To get rid of the original bitterness of the flowers, the pale yellow and tender core, the edible part of the flower, is often sliced and then blanched in boiled water, or rubbed with some salt and then washed.
In a baoshao dish, the flower slices are mixed with minced pork, beaten egg, minced garlic, chopped green onion, coriander, and salt, wrapped up with a leaf of Japanese banana, and then grilled.
Birchleaf pear flower (棠梨花)
For Yunnan residents, a sure sign spring has arrived is when the buds of birchleaf pear flowers appear in markets, waiting to be turned into salads, soups, or stir-fried together with broad beans, garlic sprouts, eggs, and hams. To enjoy the refreshing and delicate flavor, cooks first blanch the buds in boiled water for a few minutes, wash them a few times, and then soak them in water for at least 12 hours to get rid of their astringent taste before cooking.

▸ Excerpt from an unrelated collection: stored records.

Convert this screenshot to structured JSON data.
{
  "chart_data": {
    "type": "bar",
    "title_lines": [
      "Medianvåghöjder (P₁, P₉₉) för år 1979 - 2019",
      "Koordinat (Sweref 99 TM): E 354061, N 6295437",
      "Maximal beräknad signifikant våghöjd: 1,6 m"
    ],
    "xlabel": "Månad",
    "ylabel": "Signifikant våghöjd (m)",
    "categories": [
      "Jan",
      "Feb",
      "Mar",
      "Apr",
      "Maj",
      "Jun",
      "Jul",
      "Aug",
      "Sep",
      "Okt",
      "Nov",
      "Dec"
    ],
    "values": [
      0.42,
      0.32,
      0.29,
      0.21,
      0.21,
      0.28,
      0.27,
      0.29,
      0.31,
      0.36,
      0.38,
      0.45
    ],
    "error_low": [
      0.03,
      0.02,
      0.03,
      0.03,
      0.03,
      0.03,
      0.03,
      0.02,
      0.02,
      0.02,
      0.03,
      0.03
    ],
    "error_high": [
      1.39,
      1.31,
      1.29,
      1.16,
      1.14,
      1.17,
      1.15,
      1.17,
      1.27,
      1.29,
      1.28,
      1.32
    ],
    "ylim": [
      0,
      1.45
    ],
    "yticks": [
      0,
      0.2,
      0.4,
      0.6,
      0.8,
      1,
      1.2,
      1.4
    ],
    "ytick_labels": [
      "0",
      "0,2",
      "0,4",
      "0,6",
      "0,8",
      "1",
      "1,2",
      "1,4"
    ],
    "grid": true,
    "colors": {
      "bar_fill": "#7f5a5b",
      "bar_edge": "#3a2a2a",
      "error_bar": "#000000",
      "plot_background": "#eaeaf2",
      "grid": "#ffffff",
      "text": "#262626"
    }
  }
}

Some believe the flowers have the same medical properties as the birchleaf pear, which Qing dynasty physician Huang Yuanyu (黄元御) listed as “contracting the intestines and lung, eliminating diarrhea and vomiting” in his pharmaceutical text Yuqiu’s Explanation of Herbs (《玉楸药解》).
Broom flower (金雀花)
Broom flowers normally blossom in March and April and are commonly fried with eggs. Unlike the birchleaf pear flowers, broom flowers are not bitter, but fresh and sweet. They are said to nourish the spleen and treat symptoms like night sweat and insomnia caused by what traditional Chinese medicine believes to be a yin deficiency, associated with insufficient body fluids such as blood and saliva.
Taro flower (芋头花)
Compared with other flowers, taro flowers are more of a nuisance to prepare. The sticky sap from the flowers can cause itching, swelling, or even poisoning on skin contact, so gloves are a must when removing their stamen and pistil. The flowers require a few good washings, preferably with hot water, to get rid of the calcium oxalates, the toxin that makes the sap irritating, before cooking. A good stir-fried taro flower dish often includes eggplants and chili sauce.
Pomegranate flower (石榴花)
Pomegranate flowers blossom in May and June, but it’s the green sepal at the outer base of the flower, rather than the petals or stamen, that makes for a tasty snack. The flowers are first blanched in boiled water and then soaked in cold water to remove bitterness, then stir-fired with ham or larou (cured pork meat), until the flowers are crispy.